Situé dans la partie occidentale du centre-ville, Wadi Abou Jmil n’a pas été épargné par l’histoire. Après le départ de la communauté israélite, l’arrivée de familles kurdes et l’afflux de familles déplacées, le quartier a connu une vaste période de démolitions à partir des années 1990. Insensibles à la valeur architecturale de certains immeubles, les bulldozers n’y ont pas été de main morte. On a fait table rase du passé afin de préparer l’avenir qui s’annonce désormais prometteur.
En effet, tout porte à croire que Wadi Abou Jmil va devenir une région résidentielle très recherchée et prisée. Ses atouts ne manquent pas :
- Au cœur de Beyrouth, le quartier est à mi-chemin des centres d’affaires et commerçants de Hamra et d’Achrafieh. Il est également situé à 2 minutes de la baie Saint-Georges et à 5 minutes du centre-ville.
- En périphérie des grands axes de circulation, Wadi Abou Jmil est un quartier calme et peu animé constitué de petites ruelles à sens unique.
Aujourd’hui, deux projets résidentiels sont en cours :
- en contrebas de la colline du Sérail, rue de France, The Pavilions est un projet hétéroclite constitué d’un immeuble de 8 étages et d’une villa de 2 000 m2 dans le style traditionnel qui bénéficiera d’une entrée indépendante et d’un jardin privé. The Pavilions compte aussi 2 triplex (620 et 770 m2), 2 duplex (430 et 490 m2), 21 appartements (de 200 à 550 m2) et un penthouse de 1 000 m2. Les prix de vente varient de 3 000 à plus de 4 000 dollars le m2 ;
- The Court Yard est un complexe de 5 800 m2 de surface résidentielle constitué de trois immeubles de 7 étages. Le projet offre 11 appartements de 134 à 367 m2 et 5 duplex de 409 à 535 m2. Les prix de vente tournent autour de 3 000 dollars le m2.

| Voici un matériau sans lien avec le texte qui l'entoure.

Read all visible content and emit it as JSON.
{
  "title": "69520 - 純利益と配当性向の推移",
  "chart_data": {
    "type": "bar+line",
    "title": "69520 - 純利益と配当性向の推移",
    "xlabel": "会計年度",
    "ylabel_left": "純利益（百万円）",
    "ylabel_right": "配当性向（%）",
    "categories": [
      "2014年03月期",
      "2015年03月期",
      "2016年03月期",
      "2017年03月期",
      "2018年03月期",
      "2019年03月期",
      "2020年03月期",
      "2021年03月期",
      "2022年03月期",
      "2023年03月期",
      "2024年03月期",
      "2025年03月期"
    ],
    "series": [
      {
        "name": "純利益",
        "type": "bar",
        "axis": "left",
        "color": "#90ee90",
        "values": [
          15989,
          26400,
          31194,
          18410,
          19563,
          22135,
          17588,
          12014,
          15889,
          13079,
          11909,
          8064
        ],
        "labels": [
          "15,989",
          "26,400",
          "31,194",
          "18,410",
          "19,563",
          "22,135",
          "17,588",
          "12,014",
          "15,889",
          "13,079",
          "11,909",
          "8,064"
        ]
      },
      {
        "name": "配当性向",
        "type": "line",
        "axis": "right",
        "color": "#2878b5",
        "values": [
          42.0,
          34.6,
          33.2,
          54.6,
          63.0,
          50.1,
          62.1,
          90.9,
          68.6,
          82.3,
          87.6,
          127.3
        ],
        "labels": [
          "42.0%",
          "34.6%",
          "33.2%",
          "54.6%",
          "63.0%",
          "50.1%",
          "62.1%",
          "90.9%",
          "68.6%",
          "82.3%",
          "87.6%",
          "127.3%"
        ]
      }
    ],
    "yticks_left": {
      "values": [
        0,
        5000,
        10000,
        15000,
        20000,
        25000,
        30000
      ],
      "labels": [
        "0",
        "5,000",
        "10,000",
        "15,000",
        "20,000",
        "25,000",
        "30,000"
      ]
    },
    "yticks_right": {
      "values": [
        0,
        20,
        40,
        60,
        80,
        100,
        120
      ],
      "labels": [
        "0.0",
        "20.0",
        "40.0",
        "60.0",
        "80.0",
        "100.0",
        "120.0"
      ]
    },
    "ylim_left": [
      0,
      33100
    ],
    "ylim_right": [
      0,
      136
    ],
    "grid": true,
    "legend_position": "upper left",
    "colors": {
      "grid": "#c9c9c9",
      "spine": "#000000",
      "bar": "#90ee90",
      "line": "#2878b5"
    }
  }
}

La gamme des prix proposés est inférieure à ceux pratiqués sur la marina de Minet el-Hosn où les prix s’envolent approximativement de 4 000 à 5 000 dollars le m2. Ainsi, Wadi Abou Jmil offre une réelle alternative aux prestigieux projets du bord de mer le long de l’avenue du Parc. Ces tours résidentielles de 15 à 25 étages, à quelques exceptions près, sont des réalisations plutôt aseptisées et uniformes. À l’opposé, les promoteurs des projets à Wadi Abou Jmil misent sur de petits immeubles espacés et luxueux qui accordent une grande place à la tranquillité et à la verdure.
Après la construction de neufs appartements adjacents aux bureaux du CDR et du club Nautilus, rue de France, la société Solidere projette de construire plusieurs complexes résidentiels sur les lots 1379, 1370, 1371 et 1392 à proximité de l’ancienne synagogue. Situés autour d’un petit jardin public qui sera ultérieurement aménagé, ces immeubles, dessinés par les architectes Giancarlo De Carlo & Associates, Maha Nasrallah et Rassem Badran, offriront plus de 50 000 m2 de surfaces résidentielles. On pense tout de suite à un nouveau Saifi Village. C’est vrai que ces projets auront de multiples similitudes : des espaces verts, des allées piétonnes, des vigiles à chaque coin de rue, un mobilier urbain et des immeubles dans un style nouveau « à l’ancienne ».